His family – mother Reecanne, father Dave, sister Sarah, brothers Matt and David -- was at the draft in New York Thursday and flew to Jacksonville on Owner Shad Khan's plane Friday morning. At Friday's press conference, a main storyline was how Luke and Matt – now a quarterback at Texas A&M – grew up playing football, being coached by their father, Dave, early. The pair started similarly sized, and in middle school, each played quarterback. Luke grew out of the position by seventh grade, first playing tight end because he wanted to touch the ball, then moving to left tackle because he could help the team most there.
It wasn't a move Luke regretted long.
"I'm an offensive lineman at heart," Joeckel said. "It's the best position for competition. That's why I love it."
But mostly, the introductory story must focus on the fights, because Luke Joeckel said somewhere deep down, those fights are a big reason he was here Friday.
He and Matt shared a room growing up, and as twins do, they fought – pretty much constantly, according to the family. Over what? Well, everything. Luke said that Reecanne once made the mistake of putting two Twinkies in Matt's lunch and one in Luke's.
"We fought over that third Twinkie," Luke said, laughing. "It was over some of the stupidest stuff. We'd fight and there'd be blood, bruises and all of that and then five minutes later we're best friends again. We fought all the time. That's why I'm so competitive."

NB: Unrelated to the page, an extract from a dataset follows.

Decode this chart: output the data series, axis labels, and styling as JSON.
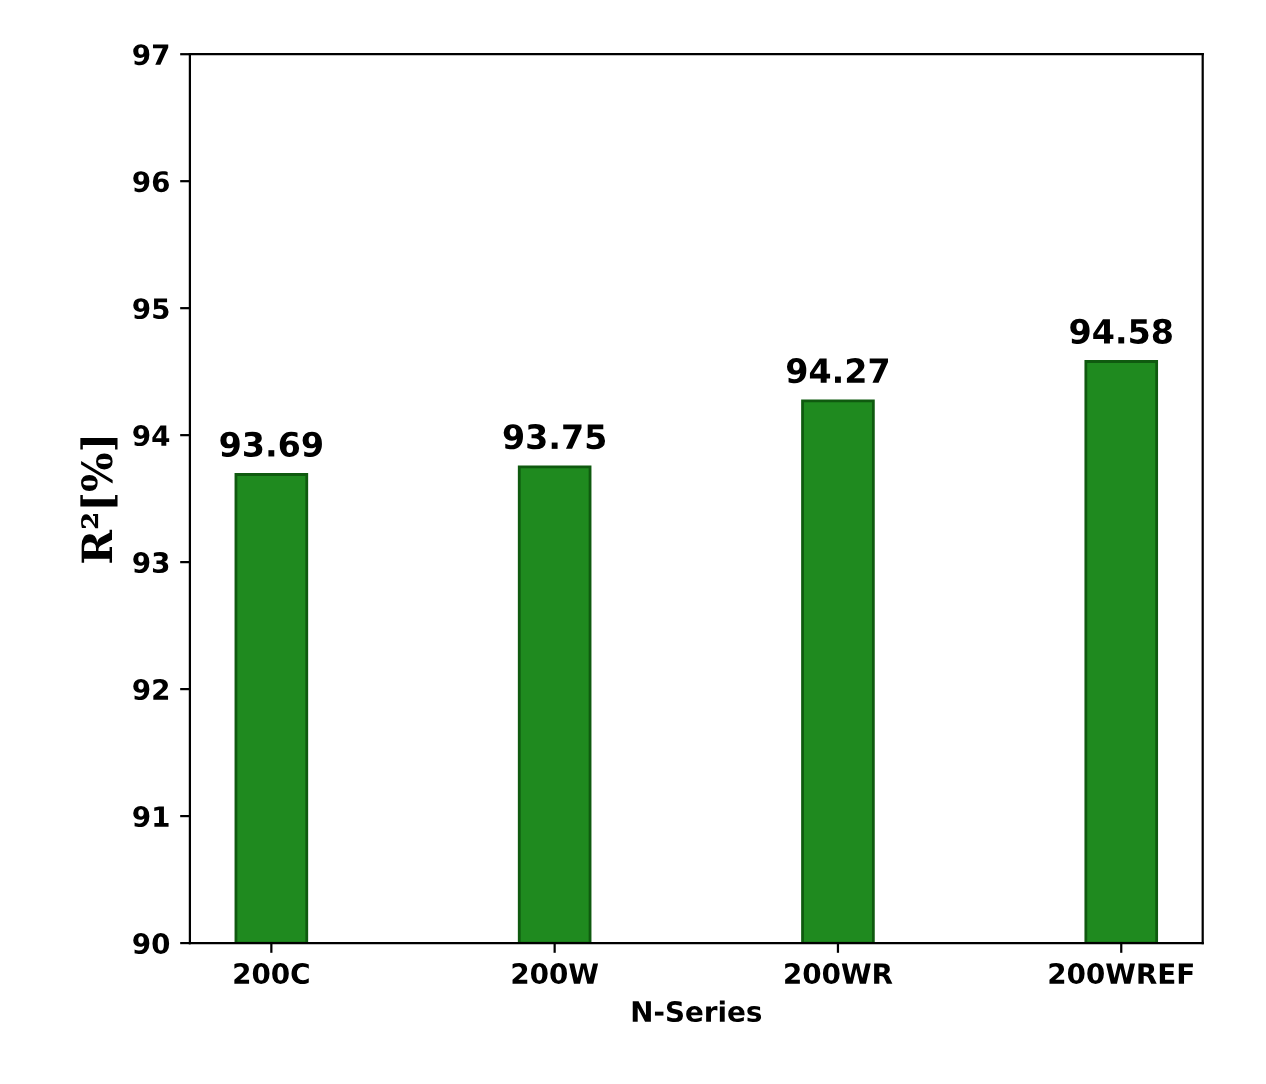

When the worst fights occurred, Sarah was sent in to break them up. The reason was simple. The boys knew better than to hit girls. Still, this wasn't a case of Sarah demurely "asking" the brothers to stop.
"She'd just come in swinging," Luke said. "She'd come in hitting us in the face and all of that."
"To this day, I'm still scared of her," he said, not smiling as much as you might expect.
That was the sort of day it was early at EverBank Field. It was a day for stories, for getting to know the first-round draft pick, for getting to know the player Bradley and Caldwell believed worthy of being the first significant player added to the core of the franchise.
Early in the press conference, before the focus moved to Joeckel's family and their story, Joeckel sat on a podium with Khan on one side and Bradley and Caldwell on the other. The Head Coach and the General Manager had a long day ahead, with Rounds 2-7 still waiting, but for that moment, they had the look of two men pleased with the first major decision.
After seeing Joeckel up close Friday, it was easy to see why.